Freshman guard Edmond Sumner has impressed by scoring 10.9 points per game in his first campaign, likely due to all the calf raises he’s been doing. He is also terrified of snakes so much that he would not even take a photo with some fake snakes. Hiss at him or bring fake snakes with you Saturday. Who knows, maybe the wrestling fans among us can scare him with references to the "Texas Rattlesnake" Stone Cold Steve Austin?
Sophomore guard J.P. Macura may look like a fencer, but he’s been playing well for the Muskies, averaging 9.4 points per game on 47 percent shooting. He may have had a 20-point game a few weeks ago against Marquette, but no number of points will undo this haircut.

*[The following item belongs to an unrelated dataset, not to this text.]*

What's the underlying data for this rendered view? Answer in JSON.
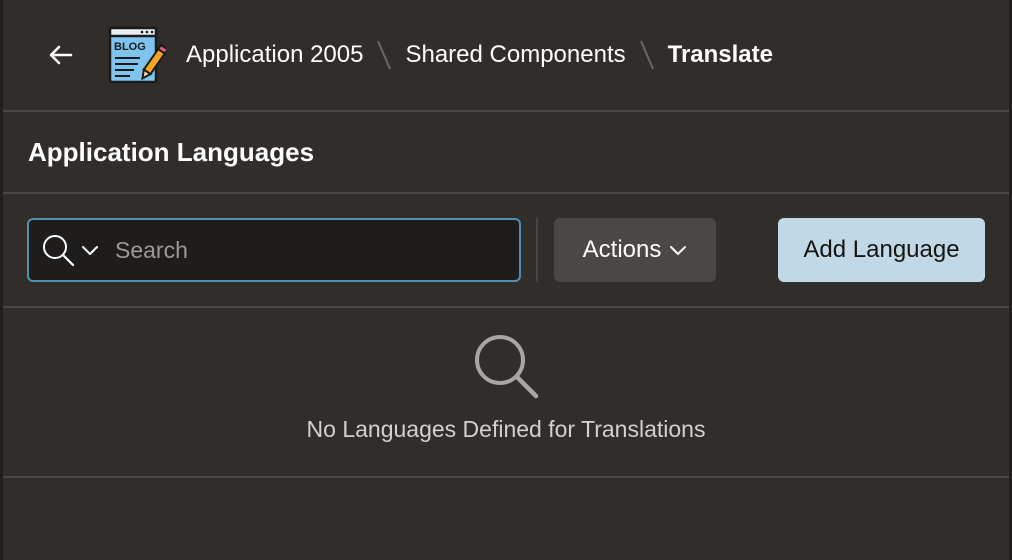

Also, you thought you’d never have to see a Stainbrook ever again, right? WRONG! Down at the end of Xavier’s bench is a junior who has played exactly 31 minutes in his career and scored 0 points. His name? Tim Stainbrook. He lacks the same facial hair and glasses as his brother, but still carries the Stainbrook name into battle for Xavier. To be fair, his brother did a very respectful thing and gave up his scholarship so that Tim may have one, but still, for two years we did nothing but hate on the "Stain Train" in his two seasons at Xavier. The last thing we need is a reminder that the train is actually still running.
Seriously though, the only way for the Hoyas to win that National Championship… excuse me… Sorry, I couldn’t make it through that without cracking up. The only hope left for Georgetown this season will involve a win Saturday. But even if your hope is gone, come out and scream and shout to your heart’s content. And maybe, just maybe, something good will happen.